Analysis suggests that the Ethereum Foundation's AI roadmap reflects the development trend of the integration of blockchain and AI. The continuous advancement of ERC-8004 and x402 will lay the foundation for the combination of AI and W. However, collaborative efforts are still needed from all parties to avoid the dominance of closed platforms or centralized institutions in the emerging AI economy.
4. JPMorgan Warns AI Craze Could Reignite Internet Bubble
JPMorgan's latest report points out that AI hyperscale computing operators are fully committed to expanding data centers, with plans to deploy over $5 trillion in funding within the next five years. Analysts estimate that just the investment-grade corporate bonds will require raising $1.5 trillion, an amount so large that it is almost akin to “moving the entire global bond market out.”
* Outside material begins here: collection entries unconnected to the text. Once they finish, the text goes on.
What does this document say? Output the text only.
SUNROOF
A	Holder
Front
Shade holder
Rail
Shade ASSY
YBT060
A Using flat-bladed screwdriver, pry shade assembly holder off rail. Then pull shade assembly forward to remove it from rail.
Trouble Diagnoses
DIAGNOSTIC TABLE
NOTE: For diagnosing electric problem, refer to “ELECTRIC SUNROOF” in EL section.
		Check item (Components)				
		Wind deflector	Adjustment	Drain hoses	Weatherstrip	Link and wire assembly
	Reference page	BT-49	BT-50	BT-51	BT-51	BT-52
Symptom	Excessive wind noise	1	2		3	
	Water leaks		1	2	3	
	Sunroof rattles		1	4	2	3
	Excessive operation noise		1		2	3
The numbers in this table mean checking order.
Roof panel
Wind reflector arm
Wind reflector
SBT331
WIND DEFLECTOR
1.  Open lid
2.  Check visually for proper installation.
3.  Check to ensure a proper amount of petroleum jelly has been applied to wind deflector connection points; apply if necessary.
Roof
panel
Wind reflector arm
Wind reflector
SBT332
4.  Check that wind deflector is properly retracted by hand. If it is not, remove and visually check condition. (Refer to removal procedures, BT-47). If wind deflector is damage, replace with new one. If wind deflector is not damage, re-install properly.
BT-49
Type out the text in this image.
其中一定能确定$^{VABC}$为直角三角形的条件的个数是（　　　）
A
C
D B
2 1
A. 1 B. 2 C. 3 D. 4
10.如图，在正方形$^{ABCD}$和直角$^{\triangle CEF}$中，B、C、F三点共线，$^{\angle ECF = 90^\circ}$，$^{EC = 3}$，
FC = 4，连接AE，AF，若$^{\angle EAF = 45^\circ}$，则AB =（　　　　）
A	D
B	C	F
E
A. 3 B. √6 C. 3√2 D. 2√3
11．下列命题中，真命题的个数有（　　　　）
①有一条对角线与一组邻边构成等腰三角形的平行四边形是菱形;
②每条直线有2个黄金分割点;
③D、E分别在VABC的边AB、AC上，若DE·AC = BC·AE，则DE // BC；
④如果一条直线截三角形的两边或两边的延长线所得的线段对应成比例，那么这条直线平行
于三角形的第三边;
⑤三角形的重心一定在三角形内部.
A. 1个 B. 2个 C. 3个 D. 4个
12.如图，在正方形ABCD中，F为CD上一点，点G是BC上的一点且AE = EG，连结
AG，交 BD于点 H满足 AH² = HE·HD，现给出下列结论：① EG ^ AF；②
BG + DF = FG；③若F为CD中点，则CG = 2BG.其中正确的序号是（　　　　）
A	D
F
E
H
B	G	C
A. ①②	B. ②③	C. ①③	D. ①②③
The report suggests that, despite the enthusiastic influx of funds, the AI investment boom may repeat the mistakes of the 2000s dot-com bubble. A senior advisor from the bank's global market research team stated that as the AI investment boom continues, the imbalances accumulated in the 1990s will become more apparent.
Analysis indicates that the AI construction frenzy reflects the industry's optimistic expectations for the future of AI. However, we should also be wary of bubble risks, and investors need to treat this wave of enthusiasm with caution. Overall, the development prospects of AI are broad, but they are not without risks; rational investment is of utmost importance.
5. The fall of the king of cryptocurrency, SBF is sentenced to life in prison.
Sam Bankman-Fried, the founder of the once high-profile cryptocurrency exchange FTX, has been found guilty on all charges. This former billionaire now faces the possibility of life in prison, marking the complete downfall of the king of cryptocurrency.
FTX filed for bankruptcy protection in November 2022, which triggered turmoil in the industry after the incident was exposed. Prosecutors accused SBF of committing illegal acts such as fraud, money laundering, and illegal short selling through FTX. After months of hearings, the jury ultimately found SBF guilty.
This conviction has far-reaching implications for the cryptocurrency industry. Analysts believe that the event once again highlights the necessity of regulation and is expected to promote the normalization process of the industry. However, there are also concerns that the SBF incident may exacerbate investors' distrust in cryptocurrencies, hindering industry development. Overall, the fall of the king of cryptocurrencies has opened a new chapter for the industry, and future development still requires time to observe.